Today is Epiphany, the Feast of the Three Kings, Twelfth Night. For us, it’s the end of our Christmas season. It’s time to be, as the old tune says, “breakin’ up Christmas.”

Last night, Aly put one of her shoes out in the Arctic Entryway. This is a Spanish custom she learned about several years ago, and readily adopted. The tradition is that the Three Kings or Wise Men travel through the land on the Eve of Epiphany, putting gifts in the shoes set out in the doorway. In Juneau, she would leave some food in the shoe for the Kings’ camels or horses—a handful of barley or a few carrots. Here on the homestead, the mice and voles would clean out the goodies before any camels had a chance. Ever practical, she put a can of tuna fish in her shoe instead. She said that even if the camels didn’t like it, the kings would.
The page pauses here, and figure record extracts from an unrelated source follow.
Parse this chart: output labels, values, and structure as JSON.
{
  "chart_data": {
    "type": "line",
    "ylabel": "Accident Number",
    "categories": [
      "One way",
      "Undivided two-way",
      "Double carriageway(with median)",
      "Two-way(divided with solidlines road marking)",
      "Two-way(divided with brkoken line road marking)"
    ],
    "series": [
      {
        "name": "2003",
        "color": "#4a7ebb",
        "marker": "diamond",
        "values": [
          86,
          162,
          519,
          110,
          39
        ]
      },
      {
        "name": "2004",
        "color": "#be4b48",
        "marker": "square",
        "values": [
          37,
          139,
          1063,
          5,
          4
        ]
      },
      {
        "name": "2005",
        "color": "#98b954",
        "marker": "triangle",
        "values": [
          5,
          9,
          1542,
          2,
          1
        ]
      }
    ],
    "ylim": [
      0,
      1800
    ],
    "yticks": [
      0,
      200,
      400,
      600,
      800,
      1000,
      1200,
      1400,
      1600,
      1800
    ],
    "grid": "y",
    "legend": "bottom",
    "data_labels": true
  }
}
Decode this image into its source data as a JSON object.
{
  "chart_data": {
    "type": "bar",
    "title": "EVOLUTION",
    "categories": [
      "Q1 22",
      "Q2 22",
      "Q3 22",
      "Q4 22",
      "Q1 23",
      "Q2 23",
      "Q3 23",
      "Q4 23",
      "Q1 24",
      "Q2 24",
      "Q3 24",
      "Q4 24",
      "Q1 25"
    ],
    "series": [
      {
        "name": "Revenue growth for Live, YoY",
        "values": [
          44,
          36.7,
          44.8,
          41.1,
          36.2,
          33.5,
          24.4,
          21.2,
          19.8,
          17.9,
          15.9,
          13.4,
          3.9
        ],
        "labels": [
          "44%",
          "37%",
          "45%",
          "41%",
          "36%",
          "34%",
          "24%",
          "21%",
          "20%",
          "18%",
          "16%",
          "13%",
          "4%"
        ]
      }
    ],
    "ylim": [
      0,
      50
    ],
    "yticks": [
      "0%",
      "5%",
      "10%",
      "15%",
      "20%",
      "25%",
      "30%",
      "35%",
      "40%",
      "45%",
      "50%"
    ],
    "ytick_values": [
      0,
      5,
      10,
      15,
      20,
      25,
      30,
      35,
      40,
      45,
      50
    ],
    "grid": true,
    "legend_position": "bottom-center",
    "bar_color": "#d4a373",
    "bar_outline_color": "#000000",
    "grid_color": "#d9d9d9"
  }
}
Aly gets credit for figuring out how to eke out one more gift from the Christmas season, but two can play at that game! The Twelfth Night gift is almost always a DVD she’s been eagerly anticipating, one that she’d want to watch immediately if she received it on Christmas Day. By deferring it to the last day of Christmas, we keep to our “Christmas only” rule through the holiday, yet get to see the new movie the next night, if power levels allow. If you know Aly, you’ve probably guessed the title of this year’s gift: Harry Potter and the Half-Blood Prince (paid link). She also got a bottle of maple syrup, so we’re having sourdough pancakes this morning.

In Medieval times, at the end of the Christmas season, all the greenery would be burned. People thoroughly cleaned their houses, because tradition held that for every bit of evergreen in the house after Christmas, one goblin would appear that year. If that’s the case, we need to brace for a goblin invasion. Our Christmas branches will explode in a shower of hemlock needles as soon as we remove the first ornament. We have quite a clean up ahead of us. It makes me wish for a similar superstition for Christmas cookies. That’s a clean up detail I can get into!

So, goodbye, Christmas! Sorry to see you go, glad you’ll return again.